Can it really "know" which parts move and how, and also "know" how the different moving parts interact with each other? Replicating that complex drilling head that they showed at the start of the film, no way surely. I think I'm with Elton...:)

Ordinary cad cam software provides the parts, and the tolerances between them. Then just print. It's quite old technology, it's just becoming cheaper and more usable.

You can even buy 3D chocolate printers now, to make elaborate chocolate shapes.
 
The scanner puts the image in but there's some pretty clever software that "guesses" what are moving parts, etc.

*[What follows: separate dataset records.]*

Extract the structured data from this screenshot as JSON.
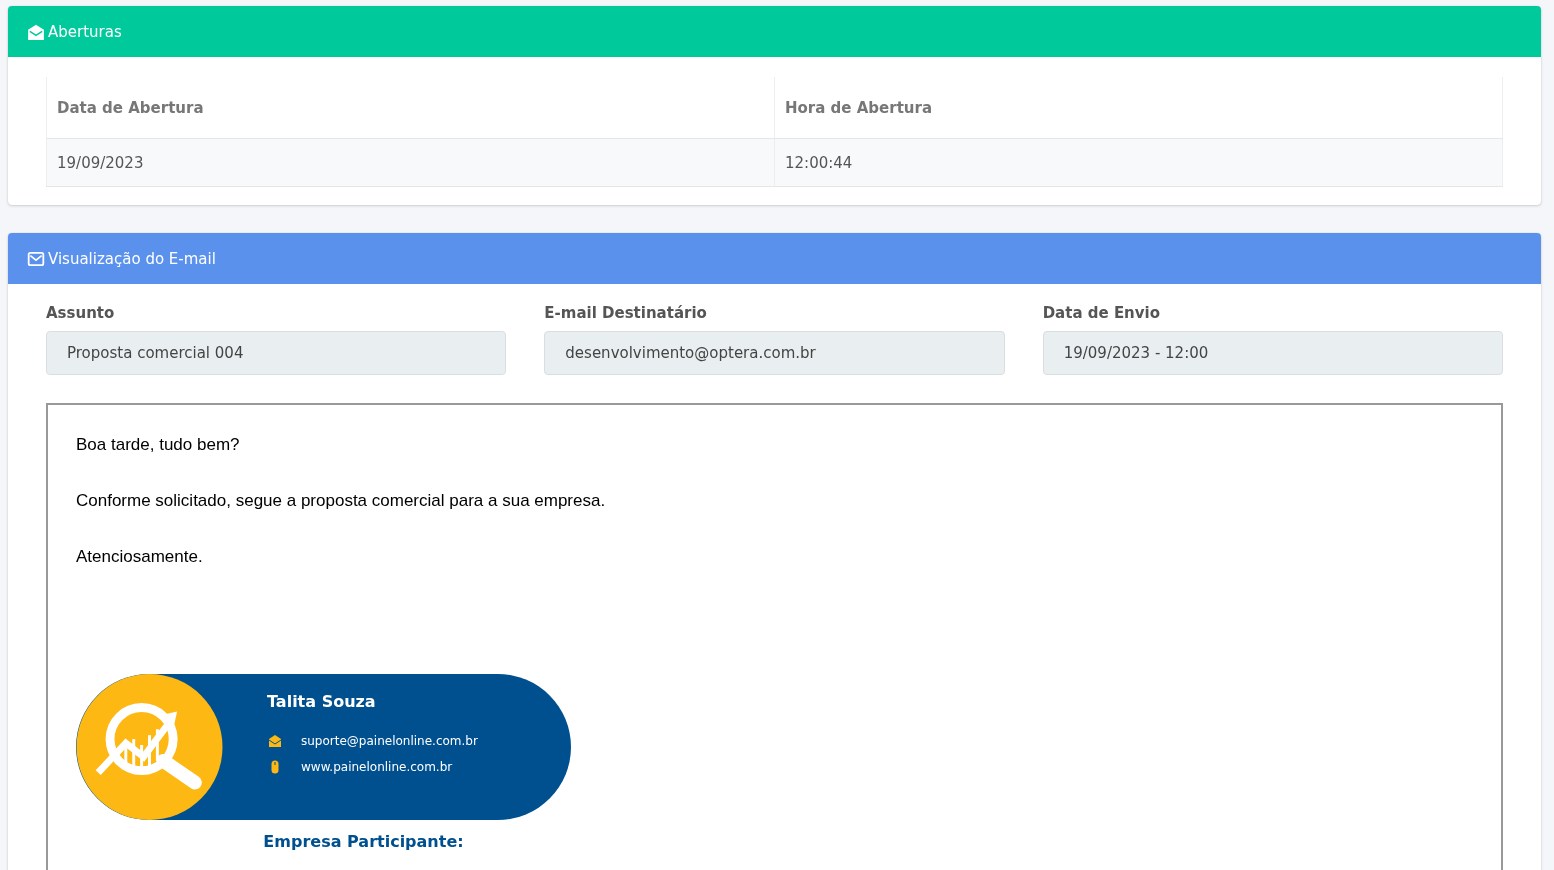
{
  "openings_card": {
    "title": "Aberturas",
    "table": {
      "columns": [
        "Data de Abertura",
        "Hora de Abertura"
      ],
      "rows": [
        [
          "19/09/2023",
          "12:00:44"
        ]
      ]
    }
  },
  "email_card": {
    "title": "Visualização do E-mail",
    "fields": [
      {
        "label": "Assunto",
        "value": "Proposta comercial 004"
      },
      {
        "label": "E-mail Destinatário",
        "value": "desenvolvimento@optera.com.br"
      },
      {
        "label": "Data de Envio",
        "value": "19/09/2023 - 12:00"
      }
    ],
    "body": {
      "paragraphs": [
        "Boa tarde, tudo bem?",
        "Conforme solicitado, segue a proposta comercial para a sua empresa.",
        "Atenciosamente."
      ],
      "signature": {
        "name": "Talita Souza",
        "email": "suporte@painelonline.com.br",
        "website": "www.painelonline.com.br",
        "footer": "Empresa Participante:"
      }
    }
  }
}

It's the same technology as image enhancement and face recognition plus a few other techniques all thrown in for good measure. The scanning (which can take hours for a complex object) is one real breakthrough. The other is the printer itself. In some ways it isn't that different to the layer techniques that have been used for building prototypes for some time - a layer of a plastic material is sprayed onto a surface by a nozzle controlled by a CNC device. The big problem there is that you can only get smaller as you built up of course. The idea of using the un-fixed powder as surface to build on is very clever.

It's a very clever piece of kit all round and the idea of taking one into space is novel - but, having seen what some ship's or boat's workshops can turn out from a small lathe, a bench drill and a decent welding kit, I'm not sure it's a giant leap forwards yet. We're a while from knocking a new turbocharger on the way to Newton Creek when the old one gives up, that's for sure.